Food Shelf fund-raisers on Friday, Sunday
Sept. 10, 2009
By Tim Simard
Even as summer transitions into fall, and warm days give way to cool nights, Vermont’s growing season is anything but finished. And judging from the amount of vegetable donations the Williston Community Food Shelf has received, there are bountiful harvests continuing to grow in area gardens.
The Food Shelf receives most of its fresh vegetable donations through the Plant a Row for the Hungry program organized by the Observer. Local gardeners who have planted an extra row of vegetables in their gardens drop off their produce to the Observer’s offices. The vegetables are then delivered to the Williston Community Food Shelf, as well as other area food shelves.
So far, the Observer has collected 876 pounds of vegetables, ranging from corn to cucumbers to squash.

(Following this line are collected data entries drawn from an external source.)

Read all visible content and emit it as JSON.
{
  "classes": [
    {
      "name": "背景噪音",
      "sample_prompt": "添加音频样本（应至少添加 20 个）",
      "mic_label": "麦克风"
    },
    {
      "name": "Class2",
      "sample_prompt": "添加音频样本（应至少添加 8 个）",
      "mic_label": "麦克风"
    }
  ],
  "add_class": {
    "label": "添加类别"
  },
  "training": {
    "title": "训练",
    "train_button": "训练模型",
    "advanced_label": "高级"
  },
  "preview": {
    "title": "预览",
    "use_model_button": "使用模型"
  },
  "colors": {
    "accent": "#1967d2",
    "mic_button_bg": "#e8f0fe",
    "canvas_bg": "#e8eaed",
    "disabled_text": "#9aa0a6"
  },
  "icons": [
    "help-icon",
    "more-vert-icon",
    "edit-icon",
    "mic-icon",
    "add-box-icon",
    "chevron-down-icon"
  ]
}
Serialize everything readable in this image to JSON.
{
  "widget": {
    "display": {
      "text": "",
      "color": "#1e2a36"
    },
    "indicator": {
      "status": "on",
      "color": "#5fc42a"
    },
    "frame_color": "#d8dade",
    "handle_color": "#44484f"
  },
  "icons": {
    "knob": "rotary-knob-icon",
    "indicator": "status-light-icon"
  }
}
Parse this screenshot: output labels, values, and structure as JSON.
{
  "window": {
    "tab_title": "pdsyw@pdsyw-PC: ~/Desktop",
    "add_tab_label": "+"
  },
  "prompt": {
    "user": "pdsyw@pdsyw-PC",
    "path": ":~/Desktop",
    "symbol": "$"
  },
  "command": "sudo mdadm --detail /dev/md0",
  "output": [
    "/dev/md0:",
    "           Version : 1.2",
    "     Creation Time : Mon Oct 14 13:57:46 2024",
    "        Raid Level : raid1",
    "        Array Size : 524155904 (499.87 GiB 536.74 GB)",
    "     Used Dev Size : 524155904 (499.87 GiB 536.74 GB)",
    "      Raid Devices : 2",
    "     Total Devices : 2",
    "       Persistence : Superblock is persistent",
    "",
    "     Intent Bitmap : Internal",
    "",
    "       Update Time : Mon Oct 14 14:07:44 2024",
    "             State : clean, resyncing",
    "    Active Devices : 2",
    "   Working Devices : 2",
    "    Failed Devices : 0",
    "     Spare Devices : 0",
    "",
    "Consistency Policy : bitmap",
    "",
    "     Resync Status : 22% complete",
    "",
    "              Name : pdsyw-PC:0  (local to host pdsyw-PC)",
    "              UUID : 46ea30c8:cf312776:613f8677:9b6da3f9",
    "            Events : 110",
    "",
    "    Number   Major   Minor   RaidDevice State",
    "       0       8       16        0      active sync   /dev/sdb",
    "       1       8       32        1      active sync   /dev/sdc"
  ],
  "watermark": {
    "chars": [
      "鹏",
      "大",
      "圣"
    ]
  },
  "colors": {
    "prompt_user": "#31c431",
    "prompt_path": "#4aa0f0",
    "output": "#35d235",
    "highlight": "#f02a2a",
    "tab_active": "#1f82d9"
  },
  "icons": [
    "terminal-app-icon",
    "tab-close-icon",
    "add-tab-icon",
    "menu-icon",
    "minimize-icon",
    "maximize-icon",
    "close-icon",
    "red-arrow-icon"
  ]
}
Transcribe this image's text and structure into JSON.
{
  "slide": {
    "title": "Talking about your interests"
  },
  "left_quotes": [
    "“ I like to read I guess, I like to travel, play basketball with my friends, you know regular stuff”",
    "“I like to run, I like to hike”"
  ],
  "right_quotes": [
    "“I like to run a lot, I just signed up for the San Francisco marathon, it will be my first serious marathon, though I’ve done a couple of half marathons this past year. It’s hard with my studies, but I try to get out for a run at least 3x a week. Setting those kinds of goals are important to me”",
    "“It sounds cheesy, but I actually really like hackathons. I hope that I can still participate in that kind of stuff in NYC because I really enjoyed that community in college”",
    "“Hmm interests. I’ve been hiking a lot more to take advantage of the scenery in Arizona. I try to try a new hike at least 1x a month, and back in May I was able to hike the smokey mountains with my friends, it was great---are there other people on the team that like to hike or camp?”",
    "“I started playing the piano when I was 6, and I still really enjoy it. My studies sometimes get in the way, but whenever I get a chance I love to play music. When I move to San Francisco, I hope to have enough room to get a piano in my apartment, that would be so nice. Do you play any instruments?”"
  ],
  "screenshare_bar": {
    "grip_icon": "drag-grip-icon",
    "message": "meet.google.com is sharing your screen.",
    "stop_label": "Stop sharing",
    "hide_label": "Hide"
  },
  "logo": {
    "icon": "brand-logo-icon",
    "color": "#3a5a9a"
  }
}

Last year, the Plant a Row program received more than 1,200 pounds of produce by the end of the growing season, which program coordinator Kelly Walters hopes will happen again — and then some. The Observer set a goal of collecting 1,500 pounds of produce. Many of the donated vegetables come from the community gardens at Brennan Woods and Taft Corners.
This summer’s growing season started off slowly with cool and rainy weather throughout much of June and July. Summer finally made an appearance in August with hot, dry weather and Williston’s gardens came alive. The perfect growing weather has continued into September.
Food Shelf President Deb Beckett said the fresh vegetables are the most popular items this time of year.
“It is amazing how much appreciated the fresh produce is,” Beckett said.
Cucumbers and squash were common earlier this season, she said. Recent crops of tomatoes and onions have recently been popular. The fall crops should begin arriving within the next few weeks, and bring broccoli, carrots and beets, among other vegetables.
The Plant a Row program has continued donating to the Hinesburg Food Shelf and Burlington’s Chittenden Emergency Food Shelf. Enough vegetables have been received that other food shelves can benefit along with Williston, Walters said.
Other ways to contribute
While fresh vegetables are appreciated, the Williston Community Food Shelf is still looking for donations of other food items. Beckett said the organization needs soups and pasta sauce.
“We have pretty much run out of both,” Beckett said.
Instant potatoes, peanut butter and jelly are other items that are constantly in need. Beckett hopes to receive some items after the Essex Alliance Church’s monthly food drive on Sunday. The church has been holding a food drive once a month for the past three months to benefit Williston, Beckett said.
Another local organization is also stepping in to help the Food Shelf. Northfield Savings Bank in Taft Corners will be holding its customer appreciation day this Friday, Sept. 11, from 10 p.m. to 2 p.m. Along with enjoying a barbeque lunch, customers can try the “cash cube,” where participants step into a booth and try to catch as many dollar bills flying around them as they can.
Customers have 15 seconds to grab the fast flying cash. Whatever they grab, they get to keep, said Lori Belding, marketing manager for Northfield Savings Bank. The bank will match the amount of the money the customer gets and donate it to the Food Shelf. Belding said the bank has donated $300 to $500 in previous fundraisers.
Belding said Northfield Savings Bank chose the Food Shelf as a beneficiary because of the important work it’s done for Williston in its short time of existence. She said the bank is cognizant of hunger issues in Vermont and 10 percent of the company’s profits are given to hunger organizations throughout the state.
“(The Food Shelf) is really important to this community and we’re happy to help,” Belding said.